A habit, Stein told defense attorneys, is setting your alarm clock or punching in to work at the same time daily.

“Generosity is not a habit,” he said.

Prosecutor Paul Monteleoni also presented for the court record several press releases Menendez’s office and the Senate Foreign Relations Committee, which he chaired until his September indictment, released in 2020 and 2022 that blasted former Rep. David Rivera (R-Florida) for his connections to Venezuela President Nicolas Maduro. Menendez called for the U.S. Department of Justice to investigate Rivera for violating the Foreign Agents Registration Act by failing to register as a foreign agent for Venezuela.

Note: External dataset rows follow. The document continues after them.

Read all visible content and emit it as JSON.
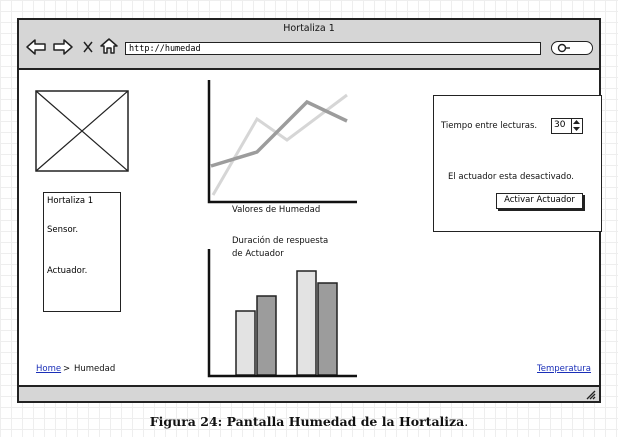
{
  "window": {
    "title": "Hortaliza 1",
    "url": "http://humedad"
  },
  "left_panel": {
    "title": "Hortaliza 1",
    "sensor_label": "Sensor.",
    "actuator_label": "Actuador."
  },
  "line_chart": {
    "label": "Valores de Humedad"
  },
  "bar_chart": {
    "label_line1": "Duración de respuesta",
    "label_line2": "de Actuador"
  },
  "settings": {
    "interval_label": "Tiempo entre lecturas.",
    "interval_value": "30",
    "status_text": "El actuador esta desactivado.",
    "activate_button": "Activar Actuador"
  },
  "breadcrumb": {
    "home": "Home",
    "separator": ">",
    "current": "Humedad"
  },
  "footer_link": "Temperatura",
  "caption": {
    "prefix": "Figura 24: Pantalla Humedad de la Hortaliza",
    "suffix": "."
  },
  "icons": [
    "back-arrow-icon",
    "forward-arrow-icon",
    "close-icon",
    "home-icon",
    "search-icon",
    "resize-grip-icon"
  ]
}
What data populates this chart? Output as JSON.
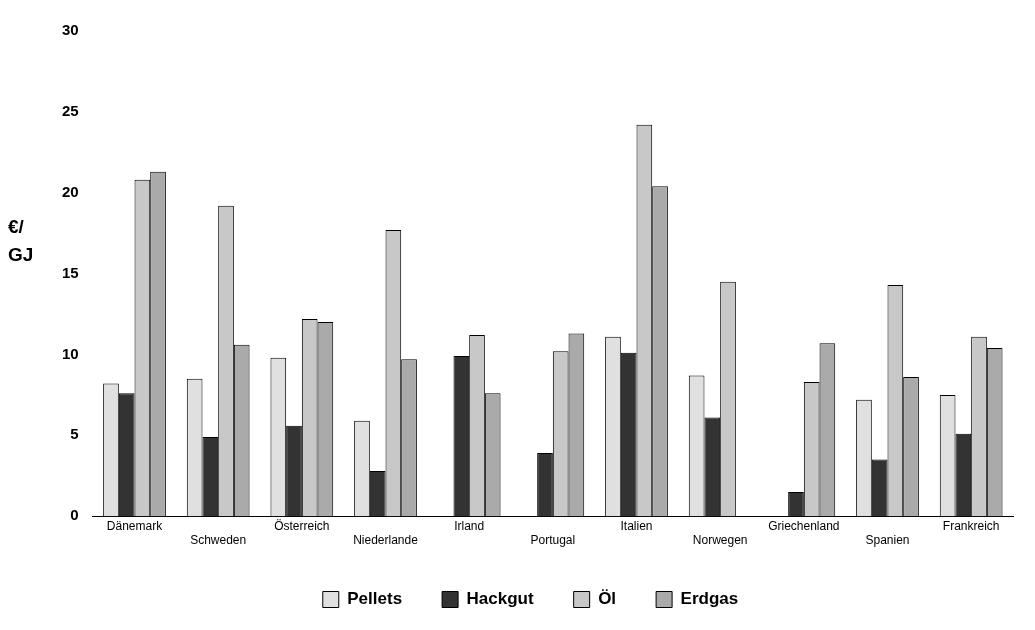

Menendez himself is now charged as acting as a foreign agent, a charge he denies, because of meetings he had and information he shared with Egyptian officials in what prosecutors say was an effort to help his friend Hana secure a monopoly on exporting halal beef there.

The courtroom at the Daniel Patrick Moynihan federal courthouse was packed Friday with observers eager to hear the final day of prosecutors’ case. Among those in attendance were about 15 evangelical Hispanic clergy from New Jersey representing the nonprofit U.S. Federal Chaplains. Menendez greeted them before court and during breaks with hugs and handshakes.

“We are all here supporting the senator. We believe in his innocence,” Bishop Antonio Merino told reporters in Spanish.